Freed hostage Lifshitz: I asked Hamas official how he wasn’t ashamed. He didn’t reply

Released captive Rimon Kirsht Buchshtav lauded for defiant stare at Hamas terrorist, while Adina Moshe praised for bravery in asking for older woman to be freed instead of her

Amy Spiro is a reporter and writer with The Times of Israel

Yocheved Lifshitz (center), who was freed in October from Hamas captivity, protests in Tel Aviv on November 28, 2023, alongside family members, for the release of the remaining hostages, including her husband, Oded. (Tomer Neuberg/Flash90)
Yocheved Lifshitz (center), who was freed in October from Hamas captivity, protests in Tel Aviv on November 28, 2023, alongside family members, for the release of the remaining hostages, including her husband, Oded. (Tomer Neuberg/Flash90)

Editor’s note: A previous version of this story had Yocheved Lifshitz saying she spoke with Hamas’s Gaza leader Yahya Sinwar. Her son has since said it has become clear she did not meet Sinwar but another Hamas official she mistook for him.

Yocheved Lifshitz, 85, who was released from Hamas captivity last month, revealed in an interview released Wednesday that she met a Hamas official in a tunnel during her time in Gaza — and was not afraid to tell him what she thought.

Lifshitz identified the person as Yahya Sinwar, the leader of Hamas in Gaza. However, her son Yizhar Lifshitz later told Channel 12 that following a debrief with security officials, it became clear the individual was not Sinwar, but another Hamas official who spoke Hebrew (as Sinwar does) and whom Lifshitz mistook for him.

The official “was with us three-four days after we got there,” Lifshitz told the Davar news outlet. “I asked him how he wasn’t ashamed of himself, to do such a thing to people who for years supported peace. He didn’t answer. He was quiet.”

Lifshitz turned out on Tuesday evening at a rally outside Defense Ministry headquarters in Tel Aviv, calling for the release of her husband, Oded Lifshitz, 83, who is still held hostage in Gaza.

“I’m here to protest. To bring my Oded home,” Lifshitz told Davar. “We will keep protesting until all of the hostages are back.”

Lifshitz, who was released on October 23 alongside Nurit Cooper, was a longtime peace activist who, alongside her husband, used to volunteer to transport patients from Gaza to receive medical treatment in hospitals across Israel.

On Tuesday evening, Hebrew media outlets reported that Sinwar, believed to be the mastermind of Hamas’s October 7 attack, spoke with some Israeli hostages in the tunnels and promised them they would not be harmed.

Yocheved Lifshitz, 85, who was held hostage in Gaza after being abducted during Hamas’s bloody Oct. 7 attack on Israel, waves to the media a day after being released, at Ichilov Hospital in Tel Aviv, Oct. 24, 2023. (AP Photo/Ariel Schalit)

At a press conference a day after she was released, Lifshitz recounted that her abductors beat her with sticks as they kidnapped her to Gaza on the back of a motorcycle.
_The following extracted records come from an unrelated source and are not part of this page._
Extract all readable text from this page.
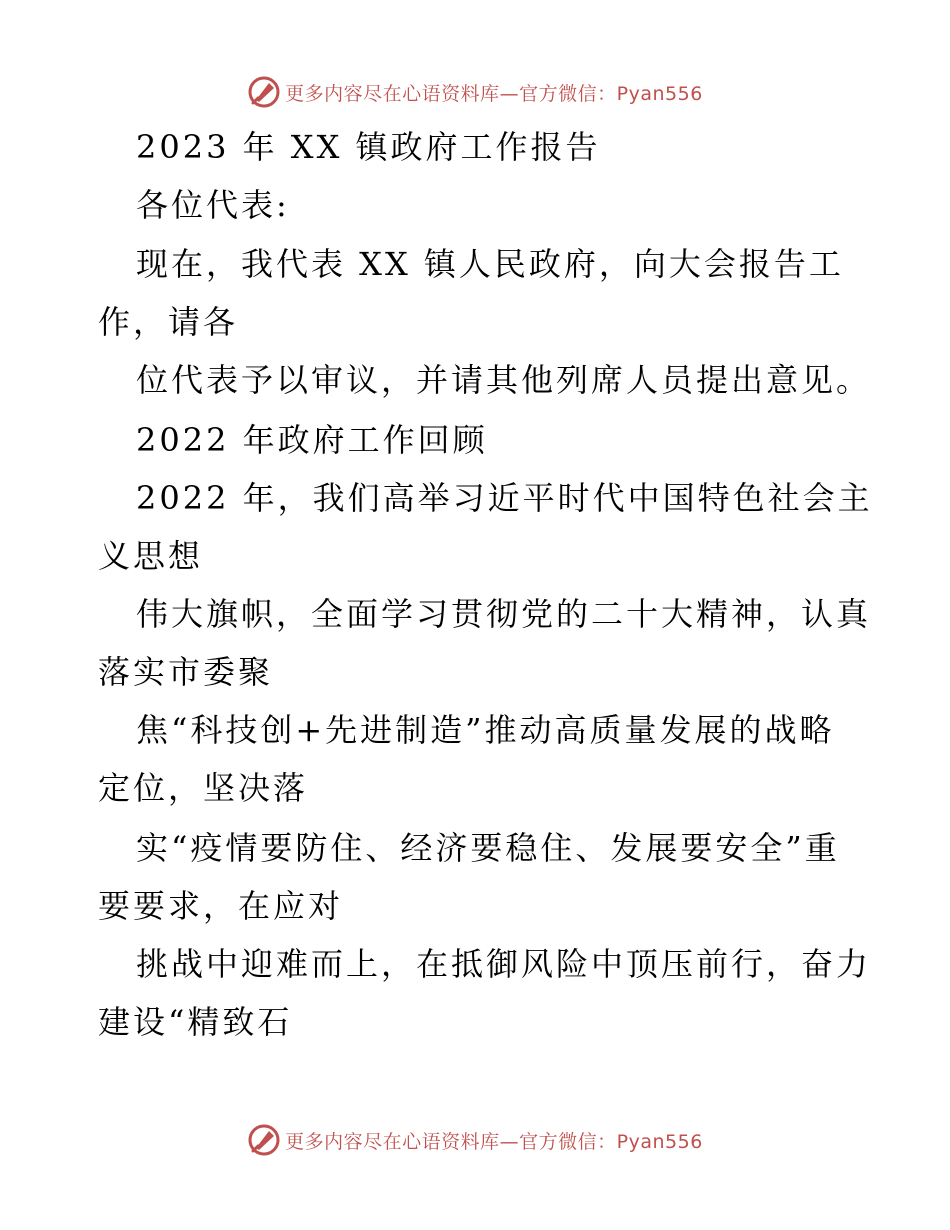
更多内容尽在心语资料库—官方微信：Pyan556
2023 年 XX 镇政府工作报告
各位代表:
现在，我代表 XX 镇人民政府，向大会报告工
作，请各
位代表予以审议，并请其他列席人员提出意见。
2022 年政府工作回顾
2022 年，我们高举习近平时代中国特色社会主
义思想
伟大旗帜，全面学习贯彻党的二十大精神，认真
落实市委聚
焦“科技创+先进制造”推动高质量发展的战略
定位，坚决落
实“疫情要防住、经济要稳住、发展要安全”重
要要求，在应对
挑战中迎难而上，在抵御风险中顶压前行，奋力
建设“精致石
更多内容尽在心语资料库—官方微信：Pyan556
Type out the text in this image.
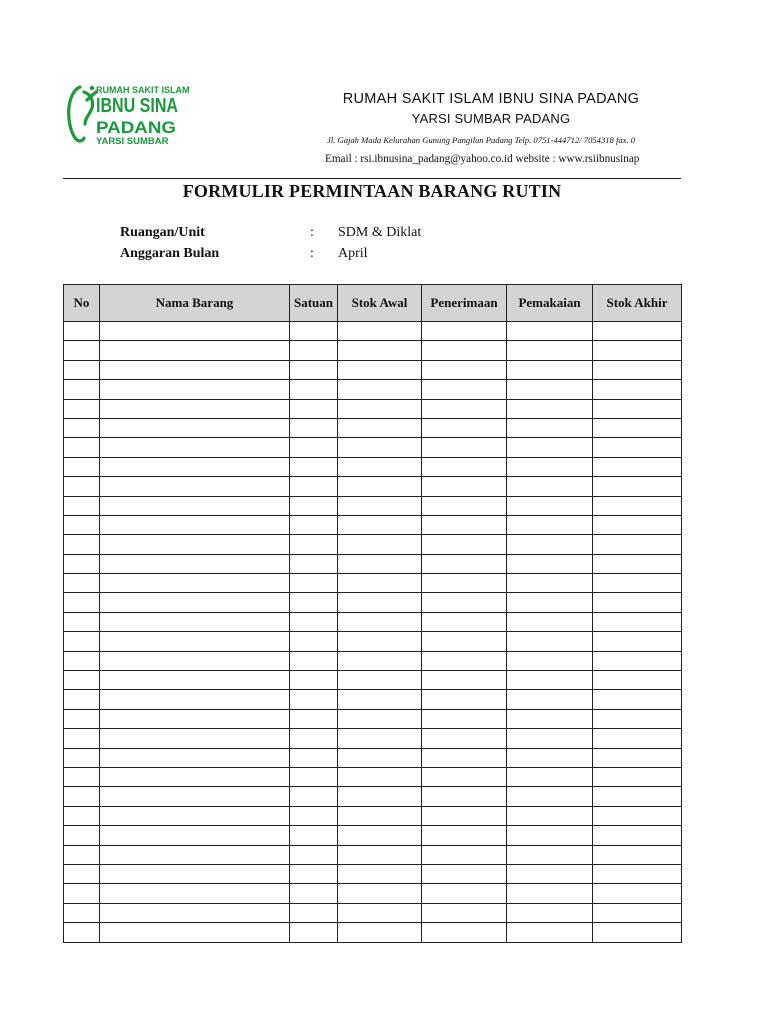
RUMAH SAKIT ISLAM
IBNU SINA
PADANG
YARSI SUMBAR
RUMAH SAKIT ISLAM IBNU SINA PADANG
YARSI SUMBAR PADANG
Jl. Gajah Mada Kelurahan Gunung Pangilun Padang Telp. 0751-444712/ 7054318 fax. 0
Email : rsi.ibnusina_padang@yahoo.co.id website : www.rsiibnusinap
FORMULIR PERMINTAAN BARANG RUTIN
Ruangan/Unit	: SDM & Diklat
Anggaran Bulan	: April
No	Nama Barang	Satuan	Stok Awal	Penerimaan	Pemakaian	Stok Akhir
Once there, she said, she and others were taken through “a spiderweb” of tunnels, and forced to walk through them “on wet ground, with damp all the time.” Once in captivity, she said the kidnappers treated her well.

Tales and signs of bravery from some of the women who have been released have offered glimpses of hope that the spirits of those held captive remained strong despite their ordeals.

Health Minister Uriel Busso said that he visited Adina Moshe, 72, in the hospital after her release, and she revealed something which shocked him.

“Adina told me about an argument she had with a terrorist as she was being released — she asked him to instead led another woman go, who was older and in worse condition,” wrote Busso on X.

“This is the essence of the bravery of these rare people,” he added.

Adina Moshe (Courtesy)

On Tuesday evening, Rimon Kirsht Buchshtav was among those released from Hamas captivity after 53 days.

She too was celebrated for refusing to cower before her captors, staring one of them in the eye as she exited the van and holding her head up high during her transfer to the Red Cross.

Her husband, Yagev Buchshtav, is still held captive in Gaza. Yagev’s father told Kan public radio on Wednesday that he wasn’t surprised by her behavior.

“She’s a strong woman, assertive, she knows how to put people in their place,” said Oren Buchshtav.